||✤ 30

4.3K 343 204
                                    

Jangan lupa vote!
Tidak menerima pembaca gelap!
Alur maju, mundur! Semoga paham :)

"Halilintar?!" Semua pasang mata tertuju pada seseorang yang berdiri di depan pintu. Kemudian beralih kepada Halilintar sebagai tokoh utama.

"Siapa?" tanya Gempa, seolah tidak mengenal siapa orang itu.

"Paman Ocho, Gem." Saat mereka mengetahuinya, tak ada yang menoleh kembali kearah pintu dimana Ocho berdiri. Mereka melakukan hal lain yang lebih bermanfaat bagi mereka, tidur. Lebih baik tidur dari pada membuat sebuah drama lagi.

Ocho menghela nafas, "Halilintar, nanti kalau butuh sesuatu pergi saja pada orang-orang suku pedalaman yang membantumu tadi. Mereka orang baik. Aku mau pergi lagi, titip salam buat mereka."

"Hm.."

Ngomong-ngomong hujan sudah berhenti sekarang. Halilintar memperhatikan pelangi diluar rumah mereka. Taufan bangun dari pembaringan, Dia hanya pura-pura tidur untuk menghindari Paman mereka.

"Kalau begitu nanti kita harus belajar untuk terbiasa bukan?"

"Mau tidak mau kita harus terbiasa dengan semua ini, dan Taufan nanti tolong bantu mereka belajar sebelum kamu pergi ke Inggris Raya."

"Maksudmu?"

"Universitas Oxford, jurusan mathematics and statistics. Kudengar BoBoiBoy Taufan akan diterima disana, apa itu benar?"
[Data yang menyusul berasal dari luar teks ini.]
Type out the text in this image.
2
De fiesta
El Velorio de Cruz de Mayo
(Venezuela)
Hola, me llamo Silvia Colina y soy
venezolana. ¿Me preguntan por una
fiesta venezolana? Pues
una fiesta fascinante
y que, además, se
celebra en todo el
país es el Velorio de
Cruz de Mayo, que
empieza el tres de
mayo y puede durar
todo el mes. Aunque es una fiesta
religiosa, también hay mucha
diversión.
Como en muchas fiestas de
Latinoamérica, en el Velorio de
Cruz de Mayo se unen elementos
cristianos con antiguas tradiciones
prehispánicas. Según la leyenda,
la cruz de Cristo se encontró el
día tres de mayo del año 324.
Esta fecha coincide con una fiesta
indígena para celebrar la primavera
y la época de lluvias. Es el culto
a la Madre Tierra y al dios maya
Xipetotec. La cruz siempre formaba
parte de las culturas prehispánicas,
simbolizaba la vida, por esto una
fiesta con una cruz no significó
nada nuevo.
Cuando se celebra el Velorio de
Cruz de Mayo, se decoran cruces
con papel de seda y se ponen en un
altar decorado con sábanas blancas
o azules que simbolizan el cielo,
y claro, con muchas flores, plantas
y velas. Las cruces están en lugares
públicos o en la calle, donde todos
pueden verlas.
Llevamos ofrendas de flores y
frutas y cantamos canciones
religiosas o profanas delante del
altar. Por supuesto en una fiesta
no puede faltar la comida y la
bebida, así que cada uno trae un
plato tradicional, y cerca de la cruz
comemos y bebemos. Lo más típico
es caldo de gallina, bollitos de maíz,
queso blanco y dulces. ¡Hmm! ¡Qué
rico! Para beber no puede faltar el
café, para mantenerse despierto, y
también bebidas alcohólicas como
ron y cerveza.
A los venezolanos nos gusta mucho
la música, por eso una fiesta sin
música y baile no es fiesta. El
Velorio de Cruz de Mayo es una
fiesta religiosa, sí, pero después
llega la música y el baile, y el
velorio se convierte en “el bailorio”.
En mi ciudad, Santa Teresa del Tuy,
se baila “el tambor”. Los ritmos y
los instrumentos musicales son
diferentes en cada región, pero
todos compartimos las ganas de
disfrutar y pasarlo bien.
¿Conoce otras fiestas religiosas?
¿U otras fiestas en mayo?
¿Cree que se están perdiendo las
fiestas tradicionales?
"Sungguh?!!!" Halilintar tersenyum tipis mendengar penuturan balik Taufan. Sebuah lembaran diberikan kepada sang pemilik. Surat pernyataan diterimanya calon mahasiswa baru.

Pada akhirnya Taufan percaya dengan apa yang menurutnya mustahil untuk digapai. Roda kehidupan memang tak pernah bisa ditebak.

"Tapi seperti Aku tidak akan mengambilnya, kau tau kan bagaimana keadaan kita sekarang. Lagipula Aku tidak ingin meninggalkan kalian," Pandangan Taufan beralih pada langit yang cerah, mungkin sebuah senyuman pahit bisa dilihat tanpa perlu di 'perlihatkan'.

Halilintar mengikuti pergerakan Taufan, "Kalian akan pergi ke sana, bukan hanya dirimu. Jadi tidak perlu khawatir dengan apa yang akan terjadi, tugasmu sekarang adalah bersabar itu saja. Mungkin 1 minggu lagi kalian akan bebas."

"Tch, Kau benar-benar minta dihajar ya?! Selalu saja mengorbankan dirimu untuk kami! Sedangkan dirimu sendiri juga butuh diperhatikan!" Wajah Taufan sudah memerah kali ini bukan karena tersipu malu melainkan disebabkan ledakan amarah.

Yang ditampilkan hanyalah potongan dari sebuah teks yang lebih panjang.